Con l’utilizzo del laser Er:YAG associato a uno spray di soluzione sterile questo problema viene superato, poiché le microesplosioni causate dalla luce laser che colpiscono l’acqua permettono di avere il campo chirurgico perfettamente visibile. Dopo aver rimosso il tessuto di granulazione, la superficie dell’impianto contaminata è stata sterilizzata rimuovendo uno strato di TiUnite.

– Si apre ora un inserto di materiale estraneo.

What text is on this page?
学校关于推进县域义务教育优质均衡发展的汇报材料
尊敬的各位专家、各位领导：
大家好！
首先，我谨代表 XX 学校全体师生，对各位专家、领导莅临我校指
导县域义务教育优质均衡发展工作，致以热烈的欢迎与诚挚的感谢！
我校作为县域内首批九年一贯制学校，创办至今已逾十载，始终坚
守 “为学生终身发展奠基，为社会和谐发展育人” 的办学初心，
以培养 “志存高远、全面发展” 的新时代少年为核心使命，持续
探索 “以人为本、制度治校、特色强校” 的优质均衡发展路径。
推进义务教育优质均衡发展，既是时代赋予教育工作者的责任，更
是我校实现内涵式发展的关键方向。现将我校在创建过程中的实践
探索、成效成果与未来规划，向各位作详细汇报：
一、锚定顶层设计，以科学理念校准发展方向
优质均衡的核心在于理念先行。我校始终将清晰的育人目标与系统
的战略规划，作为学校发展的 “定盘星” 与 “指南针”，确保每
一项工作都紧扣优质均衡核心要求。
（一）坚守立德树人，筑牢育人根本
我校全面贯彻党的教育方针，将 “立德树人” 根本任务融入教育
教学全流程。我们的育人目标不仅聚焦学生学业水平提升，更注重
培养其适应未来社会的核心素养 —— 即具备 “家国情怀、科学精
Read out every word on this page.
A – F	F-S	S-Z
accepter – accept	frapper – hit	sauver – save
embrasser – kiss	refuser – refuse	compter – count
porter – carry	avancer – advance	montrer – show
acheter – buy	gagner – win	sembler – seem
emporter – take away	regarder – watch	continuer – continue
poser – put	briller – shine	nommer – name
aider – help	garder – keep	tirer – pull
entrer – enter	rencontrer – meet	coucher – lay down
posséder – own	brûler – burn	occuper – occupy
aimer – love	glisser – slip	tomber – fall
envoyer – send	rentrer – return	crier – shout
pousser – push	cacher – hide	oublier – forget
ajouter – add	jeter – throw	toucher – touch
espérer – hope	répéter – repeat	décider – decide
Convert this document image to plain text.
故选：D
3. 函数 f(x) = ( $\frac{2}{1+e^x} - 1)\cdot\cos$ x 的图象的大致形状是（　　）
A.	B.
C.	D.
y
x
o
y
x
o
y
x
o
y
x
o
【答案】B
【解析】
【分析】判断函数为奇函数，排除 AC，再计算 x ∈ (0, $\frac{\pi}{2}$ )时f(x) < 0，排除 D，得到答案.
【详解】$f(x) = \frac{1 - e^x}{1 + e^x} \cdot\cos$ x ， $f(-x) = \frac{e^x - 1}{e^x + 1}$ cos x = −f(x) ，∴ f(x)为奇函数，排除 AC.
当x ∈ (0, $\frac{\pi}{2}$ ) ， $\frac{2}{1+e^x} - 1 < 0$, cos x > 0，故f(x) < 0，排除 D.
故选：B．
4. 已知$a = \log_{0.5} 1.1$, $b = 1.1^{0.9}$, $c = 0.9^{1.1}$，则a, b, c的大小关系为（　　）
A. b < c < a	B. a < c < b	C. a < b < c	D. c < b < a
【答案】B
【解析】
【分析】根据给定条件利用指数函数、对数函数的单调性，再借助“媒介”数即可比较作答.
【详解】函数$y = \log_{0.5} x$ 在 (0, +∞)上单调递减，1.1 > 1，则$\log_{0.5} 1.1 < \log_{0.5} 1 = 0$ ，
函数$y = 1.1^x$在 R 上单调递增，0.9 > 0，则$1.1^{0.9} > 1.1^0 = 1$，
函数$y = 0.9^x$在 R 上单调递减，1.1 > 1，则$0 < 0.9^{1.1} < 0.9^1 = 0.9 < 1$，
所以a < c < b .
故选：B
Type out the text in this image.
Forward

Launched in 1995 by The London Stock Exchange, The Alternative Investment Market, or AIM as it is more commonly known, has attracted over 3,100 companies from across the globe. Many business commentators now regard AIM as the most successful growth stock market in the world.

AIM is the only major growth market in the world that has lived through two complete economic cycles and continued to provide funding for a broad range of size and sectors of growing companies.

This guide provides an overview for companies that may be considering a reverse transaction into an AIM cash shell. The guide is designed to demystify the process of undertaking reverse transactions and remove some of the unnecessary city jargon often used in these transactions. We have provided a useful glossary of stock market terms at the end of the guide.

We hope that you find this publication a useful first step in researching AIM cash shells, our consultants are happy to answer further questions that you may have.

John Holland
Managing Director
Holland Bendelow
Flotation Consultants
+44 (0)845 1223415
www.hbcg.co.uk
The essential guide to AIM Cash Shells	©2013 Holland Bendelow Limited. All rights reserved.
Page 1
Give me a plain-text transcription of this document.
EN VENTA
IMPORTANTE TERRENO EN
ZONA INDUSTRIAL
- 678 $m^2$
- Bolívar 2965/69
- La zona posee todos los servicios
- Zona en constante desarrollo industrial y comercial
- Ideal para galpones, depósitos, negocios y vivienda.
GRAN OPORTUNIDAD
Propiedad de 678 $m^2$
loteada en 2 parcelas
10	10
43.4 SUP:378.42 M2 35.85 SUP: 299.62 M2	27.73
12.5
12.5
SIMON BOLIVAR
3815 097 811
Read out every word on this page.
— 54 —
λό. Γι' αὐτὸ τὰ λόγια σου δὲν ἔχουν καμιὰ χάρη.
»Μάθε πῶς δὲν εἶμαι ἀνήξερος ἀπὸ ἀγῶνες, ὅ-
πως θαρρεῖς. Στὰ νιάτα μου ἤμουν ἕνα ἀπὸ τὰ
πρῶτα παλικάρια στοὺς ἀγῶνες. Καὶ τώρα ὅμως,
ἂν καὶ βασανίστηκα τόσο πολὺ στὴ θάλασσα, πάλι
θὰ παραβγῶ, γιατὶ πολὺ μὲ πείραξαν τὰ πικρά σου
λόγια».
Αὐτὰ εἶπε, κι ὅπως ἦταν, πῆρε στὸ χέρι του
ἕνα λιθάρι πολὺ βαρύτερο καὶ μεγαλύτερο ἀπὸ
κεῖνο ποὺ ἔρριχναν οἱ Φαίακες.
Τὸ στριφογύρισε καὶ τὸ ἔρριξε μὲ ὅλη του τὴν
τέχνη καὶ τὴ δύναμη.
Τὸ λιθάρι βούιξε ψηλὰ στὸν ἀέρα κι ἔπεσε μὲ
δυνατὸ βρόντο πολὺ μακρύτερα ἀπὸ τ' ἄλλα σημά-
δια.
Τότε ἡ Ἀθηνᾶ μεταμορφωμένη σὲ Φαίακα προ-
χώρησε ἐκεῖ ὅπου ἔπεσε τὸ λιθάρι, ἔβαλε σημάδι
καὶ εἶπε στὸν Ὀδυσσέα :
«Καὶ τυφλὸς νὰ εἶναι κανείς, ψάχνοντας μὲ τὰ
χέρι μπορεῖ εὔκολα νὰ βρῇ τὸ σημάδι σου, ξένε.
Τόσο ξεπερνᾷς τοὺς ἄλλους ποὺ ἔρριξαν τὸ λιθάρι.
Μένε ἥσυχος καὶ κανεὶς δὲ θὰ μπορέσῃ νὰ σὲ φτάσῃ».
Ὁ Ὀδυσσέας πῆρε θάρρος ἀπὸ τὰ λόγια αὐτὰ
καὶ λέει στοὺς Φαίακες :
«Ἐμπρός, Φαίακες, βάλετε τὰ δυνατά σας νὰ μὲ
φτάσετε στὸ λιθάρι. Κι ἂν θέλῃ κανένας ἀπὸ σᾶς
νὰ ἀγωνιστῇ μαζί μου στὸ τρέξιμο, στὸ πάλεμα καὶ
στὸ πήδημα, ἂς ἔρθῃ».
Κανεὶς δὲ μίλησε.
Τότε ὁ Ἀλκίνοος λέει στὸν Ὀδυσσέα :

Il puntale PS600T (una punta piatta di quarzo che va da 600 μm nella parte superiore a 400 μm in quella inferiore) è stato portato delicatamente al di sopra della superficie da trattare, applicando potenza di 50 mJ a 20 pps con 5 cc di lavaggio di acqua sterile al minuto. Lo strato contaminato è stato rimosso dalla superficie grazie alle microesplosioni derivanti dall’interazione della luce laser con l’acqua spray. È stato possibile osservare un’area di color grigio chiaro sulla superficie impiantare: non si trattava di area di carbonizzazione, ma piuttosto della nuova superficie di titanio decontaminata (Figura 2b). Come in questo caso, gli impianti sono solitamente installati in senso verticale ed è quindi possibile applicare l’irradiazione laser perpendicolarmente all’impianto, inserendosi perfettamente tra le spire e rimuovendo lo strato di ossido di titanio contaminato.